Director - Peter Yates

Cast - Robert Mitchum, Peter Boyle

Country of Origin - U.S.

Discs - 1

Distributor - Criterion

Reviewer - Scott MacDonald

Date - 04/30/15

The Film (5/5)

    Gangster films like the Godfather and Goodfellas worked to give a look behind the curtain of life in a crime family.  However, even in those films the low end criminals in these families appear to be making quite a good living. Peter Yates (Krull, Bullitt) in his 1974 film really decided to show the life of a true blue collar criminal in the Boston Underworld.

    The Friends of Eddie Coyle is based on a novel by George V. Higgins an attorney who became an author who was was all too familiar with the criminal underworld he was depicting. Rather, than play up the glamourous aspects the book, and the film show the day to day life of a working criminal, and in doing so create something that is truly different from anything else the genre has offered before or since, even the film's it has purportedly influenced.

    Friends of Eddie Coyle stars the immortal Robert Mitchum (Night of the Hunter) as Eddie Coyle. An aging criminal living in the suburbs of Boston, and just trying to get by in the final decades of his life. Eddie isn't some great criminal mastermind, he's just the guy someone goes to, to find out about other people and things. If someone needs guns, they ask Eddie, and he'll put them in the right direction. Now Eddie has a problem, which is this. He recently got arrested driving a truck of stolen liquor into New Hampshire. Unless someone from the police gives a word to the D.A.'s office that Eddie has changed he is very likely to spend his last years in a prison cell. If he turns over enough evidence, he's liable to get himself killed by the people he considers peers.  The film depicts his struggle as he attempts to stay in business, while also trying to stay out of jail.

    People going into the Friend's of Eddie Coyle expecting anything close to a traditional crime film should check those expectations at the door.
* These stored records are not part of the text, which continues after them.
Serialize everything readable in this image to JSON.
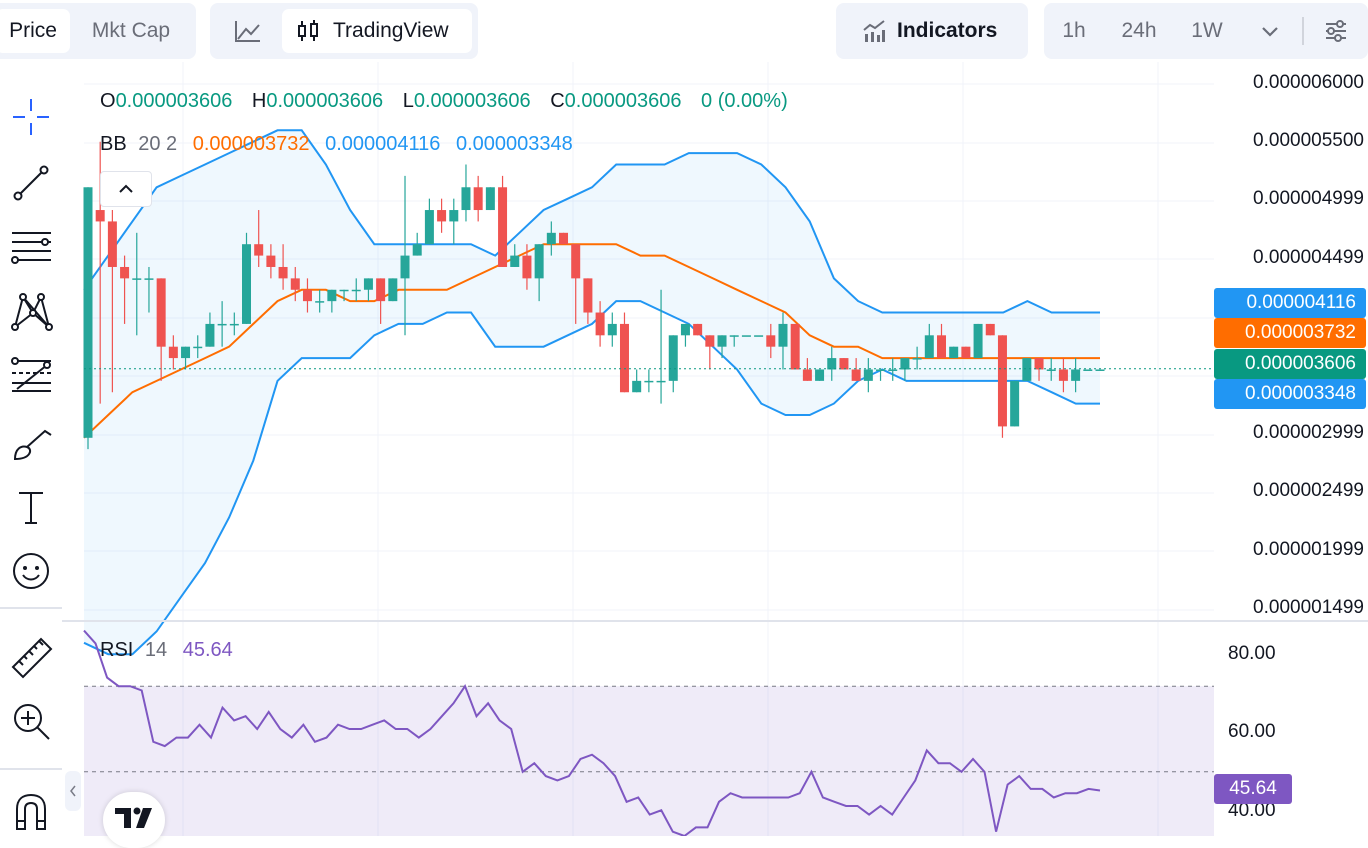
{
  "toolbar": {
    "price_tab": "Price",
    "mktcap_tab": "Mkt Cap",
    "tradingview_label": "TradingView",
    "indicators_label": "Indicators",
    "intervals": [
      "1h",
      "24h",
      "1W"
    ]
  },
  "legend": {
    "o_label": "O",
    "o_value": "0.000003606",
    "h_label": "H",
    "h_value": "0.000003606",
    "l_label": "L",
    "l_value": "0.000003606",
    "c_label": "C",
    "c_value": "0.000003606",
    "change": "0 (0.00%)",
    "bb_label": "BB",
    "bb_params": "20 2",
    "bb_basis": "0.000003732",
    "bb_upper": "0.000004116",
    "bb_lower": "0.000003348"
  },
  "rsi": {
    "label": "RSI",
    "param": "14",
    "value": "45.64"
  },
  "price_axis": [
    "0.000006000",
    "0.000005500",
    "0.000004999",
    "0.000004499",
    "0.000002999",
    "0.000002499",
    "0.000001999",
    "0.000001499"
  ],
  "rsi_axis": [
    "80.00",
    "60.00",
    "40.00"
  ],
  "badges": {
    "upper": "0.000004116",
    "basis": "0.000003732",
    "last": "0.000003606",
    "lower": "0.000003348",
    "rsi": "45.64"
  },
  "colors": {
    "up": "#26a69a",
    "down": "#ef5350",
    "bb_basis": "#ff6d00",
    "bb_band": "#2196f3",
    "rsi": "#7e57c2",
    "text_green": "#089981"
  },
  "chart_data": {
    "type": "candlestick",
    "price_range": [
      1.4e-06,
      6.3e-06
    ],
    "last_price": 3.606e-06,
    "candles": [
      [
        3e-06,
        5.2e-06,
        2.9e-06,
        5.2e-06
      ],
      [
        5e-06,
        5.6e-06,
        3.3e-06,
        4.9e-06
      ],
      [
        4.9e-06,
        5e-06,
        3.4e-06,
        4.5e-06
      ],
      [
        4.5e-06,
        4.6e-06,
        4e-06,
        4.4e-06
      ],
      [
        4.4e-06,
        4.8e-06,
        3.9e-06,
        4.4e-06
      ],
      [
        4.4e-06,
        4.5e-06,
        4.1e-06,
        4.4e-06
      ],
      [
        4.4e-06,
        4.4e-06,
        3.5e-06,
        3.8e-06
      ],
      [
        3.8e-06,
        3.9e-06,
        3.6e-06,
        3.7e-06
      ],
      [
        3.7e-06,
        3.8e-06,
        3.6e-06,
        3.8e-06
      ],
      [
        3.8e-06,
        3.9e-06,
        3.7e-06,
        3.8e-06
      ],
      [
        3.8e-06,
        4.1e-06,
        3.8e-06,
        4e-06
      ],
      [
        4e-06,
        4.2e-06,
        3.8e-06,
        4e-06
      ],
      [
        4e-06,
        4.1e-06,
        3.9e-06,
        4e-06
      ],
      [
        4e-06,
        4.8e-06,
        4e-06,
        4.7e-06
      ],
      [
        4.7e-06,
        5e-06,
        4.5e-06,
        4.6e-06
      ],
      [
        4.6e-06,
        4.7e-06,
        4.4e-06,
        4.5e-06
      ],
      [
        4.5e-06,
        4.7e-06,
        4.3e-06,
        4.4e-06
      ],
      [
        4.4e-06,
        4.5e-06,
        4.2e-06,
        4.3e-06
      ],
      [
        4.3e-06,
        4.4e-06,
        4.1e-06,
        4.2e-06
      ],
      [
        4.2e-06,
        4.3e-06,
        4.1e-06,
        4.2e-06
      ],
      [
        4.2e-06,
        4.3e-06,
        4.1e-06,
        4.3e-06
      ],
      [
        4.3e-06,
        4.3e-06,
        4.2e-06,
        4.3e-06
      ],
      [
        4.3e-06,
        4.4e-06,
        4.2e-06,
        4.3e-06
      ],
      [
        4.3e-06,
        4.4e-06,
        4.2e-06,
        4.4e-06
      ],
      [
        4.4e-06,
        4.4e-06,
        4e-06,
        4.2e-06
      ],
      [
        4.2e-06,
        4.4e-06,
        4.2e-06,
        4.4e-06
      ],
      [
        4.4e-06,
        5.3e-06,
        3.9e-06,
        4.6e-06
      ],
      [
        4.6e-06,
        4.8e-06,
        4.6e-06,
        4.7e-06
      ],
      [
        4.7e-06,
        5.1e-06,
        4.7e-06,
        5e-06
      ],
      [
        5e-06,
        5.1e-06,
        4.8e-06,
        4.9e-06
      ],
      [
        4.9e-06,
        5.1e-06,
        4.7e-06,
        5e-06
      ],
      [
        5e-06,
        5.4e-06,
        4.9e-06,
        5.2e-06
      ],
      [
        5.2e-06,
        5.3e-06,
        4.9e-06,
        5e-06
      ],
      [
        5e-06,
        5.2e-06,
        5e-06,
        5.2e-06
      ],
      [
        5.2e-06,
        5.3e-06,
        4.5e-06,
        4.5e-06
      ],
      [
        4.5e-06,
        4.7e-06,
        4.5e-06,
        4.6e-06
      ],
      [
        4.6e-06,
        4.7e-06,
        4.3e-06,
        4.4e-06
      ],
      [
        4.4e-06,
        4.7e-06,
        4.2e-06,
        4.7e-06
      ],
      [
        4.7e-06,
        4.9e-06,
        4.6e-06,
        4.8e-06
      ],
      [
        4.8e-06,
        4.8e-06,
        4.7e-06,
        4.7e-06
      ],
      [
        4.7e-06,
        4.7e-06,
        4e-06,
        4.4e-06
      ],
      [
        4.4e-06,
        4.4e-06,
        4e-06,
        4.1e-06
      ],
      [
        4.1e-06,
        4.2e-06,
        3.8e-06,
        3.9e-06
      ],
      [
        3.9e-06,
        4.1e-06,
        3.8e-06,
        4e-06
      ],
      [
        4e-06,
        4.1e-06,
        3.4e-06,
        3.4e-06
      ],
      [
        3.4e-06,
        3.6e-06,
        3.4e-06,
        3.5e-06
      ],
      [
        3.5e-06,
        3.6e-06,
        3.4e-06,
        3.5e-06
      ],
      [
        3.5e-06,
        4.3e-06,
        3.3e-06,
        3.5e-06
      ],
      [
        3.5e-06,
        3.9e-06,
        3.4e-06,
        3.9e-06
      ],
      [
        3.9e-06,
        4e-06,
        3.8e-06,
        4e-06
      ],
      [
        4e-06,
        4e-06,
        3.9e-06,
        3.9e-06
      ],
      [
        3.9e-06,
        3.9e-06,
        3.6e-06,
        3.8e-06
      ],
      [
        3.8e-06,
        3.9e-06,
        3.7e-06,
        3.9e-06
      ],
      [
        3.9e-06,
        3.9e-06,
        3.8e-06,
        3.9e-06
      ],
      [
        3.9e-06,
        3.9e-06,
        3.9e-06,
        3.9e-06
      ],
      [
        3.9e-06,
        3.9e-06,
        3.9e-06,
        3.9e-06
      ],
      [
        3.9e-06,
        4e-06,
        3.7e-06,
        3.8e-06
      ],
      [
        3.8e-06,
        4.1e-06,
        3.6e-06,
        4e-06
      ],
      [
        4e-06,
        4e-06,
        3.6e-06,
        3.6e-06
      ],
      [
        3.6e-06,
        3.7e-06,
        3.5e-06,
        3.5e-06
      ],
      [
        3.5e-06,
        3.6e-06,
        3.5e-06,
        3.6e-06
      ],
      [
        3.6e-06,
        3.8e-06,
        3.5e-06,
        3.7e-06
      ],
      [
        3.7e-06,
        3.7e-06,
        3.6e-06,
        3.6e-06
      ],
      [
        3.6e-06,
        3.7e-06,
        3.5e-06,
        3.5e-06
      ],
      [
        3.5e-06,
        3.7e-06,
        3.4e-06,
        3.6e-06
      ],
      [
        3.6e-06,
        3.6e-06,
        3.5e-06,
        3.6e-06
      ],
      [
        3.6e-06,
        3.7e-06,
        3.5e-06,
        3.6e-06
      ],
      [
        3.6e-06,
        3.7e-06,
        3.5e-06,
        3.7e-06
      ],
      [
        3.7e-06,
        3.8e-06,
        3.6e-06,
        3.7e-06
      ],
      [
        3.7e-06,
        4e-06,
        3.7e-06,
        3.9e-06
      ],
      [
        3.9e-06,
        4e-06,
        3.7e-06,
        3.7e-06
      ],
      [
        3.7e-06,
        3.8e-06,
        3.7e-06,
        3.8e-06
      ],
      [
        3.8e-06,
        3.8e-06,
        3.7e-06,
        3.7e-06
      ],
      [
        3.7e-06,
        4e-06,
        3.7e-06,
        4e-06
      ],
      [
        4e-06,
        4e-06,
        3.9e-06,
        3.9e-06
      ],
      [
        3.9e-06,
        3.9e-06,
        3e-06,
        3.1e-06
      ],
      [
        3.1e-06,
        3.5e-06,
        3.1e-06,
        3.5e-06
      ],
      [
        3.5e-06,
        3.7e-06,
        3.5e-06,
        3.7e-06
      ],
      [
        3.7e-06,
        3.7e-06,
        3.5e-06,
        3.6e-06
      ],
      [
        3.6e-06,
        3.7e-06,
        3.5e-06,
        3.6e-06
      ],
      [
        3.6e-06,
        3.7e-06,
        3.4e-06,
        3.5e-06
      ],
      [
        3.5e-06,
        3.7e-06,
        3.4e-06,
        3.6e-06
      ],
      [
        3.6e-06,
        3.6e-06,
        3.6e-06,
        3.6e-06
      ],
      [
        3.6e-06,
        3.6e-06,
        3.6e-06,
        3.6e-06
      ]
    ],
    "bb_upper": [
      4.3e-06,
      4.6e-06,
      4.9e-06,
      5.2e-06,
      5.3e-06,
      5.4e-06,
      5.5e-06,
      5.6e-06,
      5.7e-06,
      5.7e-06,
      5.4e-06,
      5e-06,
      4.7e-06,
      4.7e-06,
      4.7e-06,
      4.7e-06,
      4.7e-06,
      4.6e-06,
      4.8e-06,
      5e-06,
      5.1e-06,
      5.2e-06,
      5.4e-06,
      5.4e-06,
      5.4e-06,
      5.5e-06,
      5.5e-06,
      5.5e-06,
      5.4e-06,
      5.2e-06,
      4.9e-06,
      4.4e-06,
      4.2e-06,
      4.1e-06,
      4.1e-06,
      4.1e-06,
      4.1e-06,
      4.1e-06,
      4.1e-06,
      4.2e-06,
      4.1e-06,
      4.1e-06,
      4.1e-06
    ],
    "bb_basis": [
      3e-06,
      3.2e-06,
      3.4e-06,
      3.5e-06,
      3.6e-06,
      3.7e-06,
      3.8e-06,
      4e-06,
      4.2e-06,
      4.3e-06,
      4.3e-06,
      4.2e-06,
      4.2e-06,
      4.3e-06,
      4.3e-06,
      4.3e-06,
      4.4e-06,
      4.5e-06,
      4.6e-06,
      4.7e-06,
      4.7e-06,
      4.7e-06,
      4.7e-06,
      4.6e-06,
      4.6e-06,
      4.5e-06,
      4.4e-06,
      4.3e-06,
      4.2e-06,
      4.1e-06,
      3.9e-06,
      3.8e-06,
      3.8e-06,
      3.7e-06,
      3.7e-06,
      3.7e-06,
      3.7e-06,
      3.7e-06,
      3.7e-06,
      3.7e-06,
      3.7e-06,
      3.7e-06,
      3.7e-06
    ],
    "bb_lower": [
      1.2e-06,
      1.1e-06,
      1.1e-06,
      1.3e-06,
      1.6e-06,
      1.9e-06,
      2.3e-06,
      2.8e-06,
      3.5e-06,
      3.7e-06,
      3.7e-06,
      3.7e-06,
      3.9e-06,
      4e-06,
      4e-06,
      4.1e-06,
      4.1e-06,
      3.8e-06,
      3.8e-06,
      3.8e-06,
      3.9e-06,
      4e-06,
      4.2e-06,
      4.2e-06,
      4.1e-06,
      4e-06,
      3.8e-06,
      3.6e-06,
      3.3e-06,
      3.2e-06,
      3.2e-06,
      3.3e-06,
      3.5e-06,
      3.6e-06,
      3.5e-06,
      3.5e-06,
      3.5e-06,
      3.5e-06,
      3.5e-06,
      3.5e-06,
      3.4e-06,
      3.3e-06,
      3.3e-06
    ],
    "rsi_range": [
      35,
      85
    ],
    "rsi_levels": [
      70,
      50
    ],
    "rsi": [
      83,
      80,
      72,
      70,
      70,
      69,
      57,
      56,
      58,
      58,
      61,
      58,
      65,
      62,
      63,
      60,
      64,
      60,
      58,
      61,
      57,
      58,
      61,
      60,
      60,
      61,
      62,
      60,
      60,
      58,
      60,
      63,
      66,
      70,
      63,
      66,
      62,
      60,
      50,
      52,
      49,
      48,
      49,
      53,
      54,
      52,
      49,
      43,
      44,
      40,
      41,
      36,
      35,
      37,
      37,
      43,
      45,
      44,
      44,
      44,
      44,
      44,
      45,
      50,
      44,
      43,
      42,
      42,
      40,
      42,
      40,
      44,
      48,
      55,
      52,
      52,
      50,
      53,
      50,
      36,
      47,
      49,
      46,
      46,
      44,
      45,
      45,
      46,
      45.64
    ]
  }
}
The film is less of a narrative, and more of an atmospheric venture based around a series of excellent performances.  The film is carried by Robert Mitchum who appears to live in the role of Eddie Coyle offering such an amazing outstanding performance, one could easily believe that he has been in the crime business for 30 years.  He also offers the feeling that having been in it for so long, having struggled that he is running out of time, and energy and is starting to let go. This performance is matched by the film's visuals which though very natural, and depict a certain sense of near documentary style authenticity of it's Boston area locales, offers a slow beautifully realized atmosphere that seems the Boston Crime version of a Jean Rollin film. 

   

Audio/Video (4/5)

    Criterion have presented the Friends of Eddie Coyle in a splendid 1:85:1 MPEG-4 AVC encoded 1080p transfer. The transfer effectively maintains the very natural look of the film with a solid natural color scheme, deep blacks, accurate flesh tones, and a gorgeous natural grain structure.  There is some minor softness, but I believe that's more a result of the production itself than Criterion's transfer.

    The film's audio is presented in a similar excellent LPCM 1.0 Mono track in English.  The dialogue and score come through nicely, and I did not detect any issues with the track.

 

Extras (3/5)

    There isn't much on this released. We get a commentary by Peter Yates, a stills gallery, and a 44 page booklet of liner notes.

 

Overall

    In a career of many high points (seriously Yates worked his magic in so many genres, and so many great films) this maybe my favorite of his. The Blu-ray from Criterion looks and sounds fantastic, and while the extras are none too elaborate, we do get a director's commentary with the late Peter Yates who died in 2011 2 years after recording it for the prior DVD. HIGHLY RECOMMENDED.